Assessments of the state’s current wheat crop left participants in the second annual Virginia Wheat Tour optimistic last week.
On May 31, representatives of Virginia Farm Bureau Federation, Dogwood Agribusiness Services, The Mennel Milling Co., Perdue AgriBusiness, The Scoular Co. and Virginia Cooperative Extension scouted seven farms on the Northern Neck and Middle Peninsula. The tour was organized and hosted by Farm Bureau in cooperation with farmers in New Kent, Essex, Middlesex, Richmond, Westmoreland and Lancaster counties.
The group noted greater yield potential than that of last year, with mostly light to moderate disease pressure, said VFBF Grain Division Manager Robert Harper. “We did see two fields with moderate to heavy disease pressure, likely from the stress of cold weather in March and an untimely freeze,” Harper said, adding that there is a chance weather pressure still could significantly affect the crop before harvest.
Overall, he said, “we were impressed with the management each producer has put into their wheat crop over the past nine months. If the weather cooperates until harvest, we could see higher yields than 2016 and high quality.”
That’s useful pre-harvest information, he explained, for millers, granary operators and traders.
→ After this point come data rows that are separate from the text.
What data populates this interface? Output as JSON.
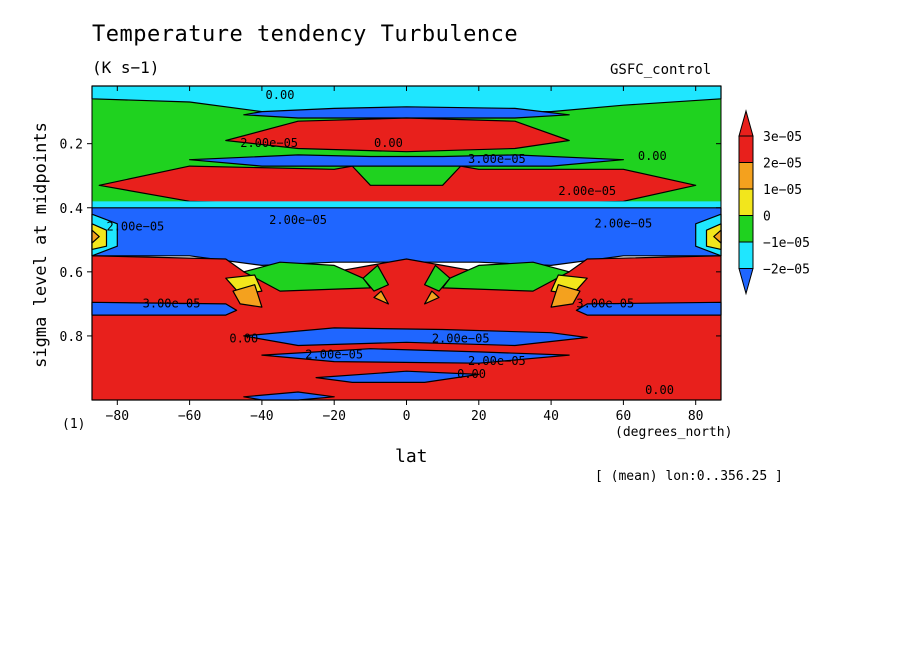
{
  "chart_data": {
    "type": "heatmap",
    "title": "Temperature tendency Turbulence",
    "units": "(K s−1)",
    "dataset_label": "GSFC_control",
    "xlabel": "lat",
    "xunits": "(degrees_north)",
    "ylabel": "sigma level at midpoints",
    "panel_id": "(1)",
    "averaging_note": "[ (mean) lon:0..356.25 ]",
    "xlim": [
      -87,
      87
    ],
    "ylim": [
      1.0,
      0.02
    ],
    "x_ticks": [
      -80,
      -60,
      -40,
      -20,
      0,
      20,
      40,
      60,
      80
    ],
    "x_tick_labels": [
      "−80",
      "−60",
      "−40",
      "−20",
      "0",
      "20",
      "40",
      "60",
      "80"
    ],
    "y_ticks": [
      0.2,
      0.4,
      0.6,
      0.8
    ],
    "y_tick_labels": [
      "0.2",
      "0.4",
      "0.6",
      "0.8"
    ],
    "colorbar": {
      "levels": [
        "3e−05",
        "2e−05",
        "1e−05",
        "0",
        "−1e−05",
        "−2e−05"
      ],
      "colors": [
        "#e8201c",
        "#f4a11e",
        "#f2e61c",
        "#1fd21f",
        "#1fe6ff",
        "#1f66ff"
      ],
      "extend_colors": {
        "top": "#e8201c",
        "bottom": "#1f66ff"
      }
    },
    "regions": [
      {
        "value_class": "0",
        "color": "#1fd21f",
        "lat": [
          -87,
          87
        ],
        "sigma": [
          0.02,
          0.4
        ]
      },
      {
        "value_class": "red",
        "color": "#e8201c",
        "lat": [
          -45,
          45
        ],
        "sigma": [
          0.1,
          0.22
        ]
      },
      {
        "value_class": "blue",
        "color": "#1f66ff",
        "lat": [
          -87,
          87
        ],
        "sigma": [
          0.42,
          0.56
        ]
      },
      {
        "value_class": "red",
        "color": "#e8201c",
        "lat": [
          -87,
          87
        ],
        "sigma": [
          0.65,
          1.0
        ]
      }
    ],
    "contour_labels": [
      {
        "text": "0.00",
        "lat": -35,
        "sigma": 0.05
      },
      {
        "text": "0.00",
        "lat": 68,
        "sigma": 0.24
      },
      {
        "text": "2.00e−05",
        "lat": -38,
        "sigma": 0.2
      },
      {
        "text": "0.00",
        "lat": -5,
        "sigma": 0.2
      },
      {
        "text": "3.00e−05",
        "lat": 25,
        "sigma": 0.25
      },
      {
        "text": "2.00e−05",
        "lat": 50,
        "sigma": 0.35
      },
      {
        "text": "2.00e−05",
        "lat": -75,
        "sigma": 0.46
      },
      {
        "text": "2.00e−05",
        "lat": -30,
        "sigma": 0.44
      },
      {
        "text": "2.00e−05",
        "lat": 60,
        "sigma": 0.45
      },
      {
        "text": "3.00e−05",
        "lat": -65,
        "sigma": 0.7
      },
      {
        "text": "3.00e−05",
        "lat": 55,
        "sigma": 0.7
      },
      {
        "text": "0.00",
        "lat": -45,
        "sigma": 0.81
      },
      {
        "text": "2.00e−05",
        "lat": 15,
        "sigma": 0.81
      },
      {
        "text": "2.00e−05",
        "lat": -20,
        "sigma": 0.86
      },
      {
        "text": "2.00e−05",
        "lat": 25,
        "sigma": 0.88
      },
      {
        "text": "0.00",
        "lat": 18,
        "sigma": 0.92
      },
      {
        "text": "0.00",
        "lat": 70,
        "sigma": 0.97
      }
    ]
  }
}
Virginia Farm Bureau has offered a grain marketing service for its members since 1972.
This is the second year Virginia fields have been included in the larger Mid-Atlantic Wheat Tour, which will be held June 12 and 13 in Maryland, Pennsylvania, New Jersey and Delaware. Visits to Virginia farms were held earlier because the state’s wheat crop will be ready and harvested earlier than those of the other states, Harper explained.
Virginia farmers plant about 240,000 acres of soft red winter wheat on 1,600 farms annually. Wheat is an important crop for farmers who rotate it with corn and soybeans. It offers excellent environmental benefits by keeping farm fields in production over winter months.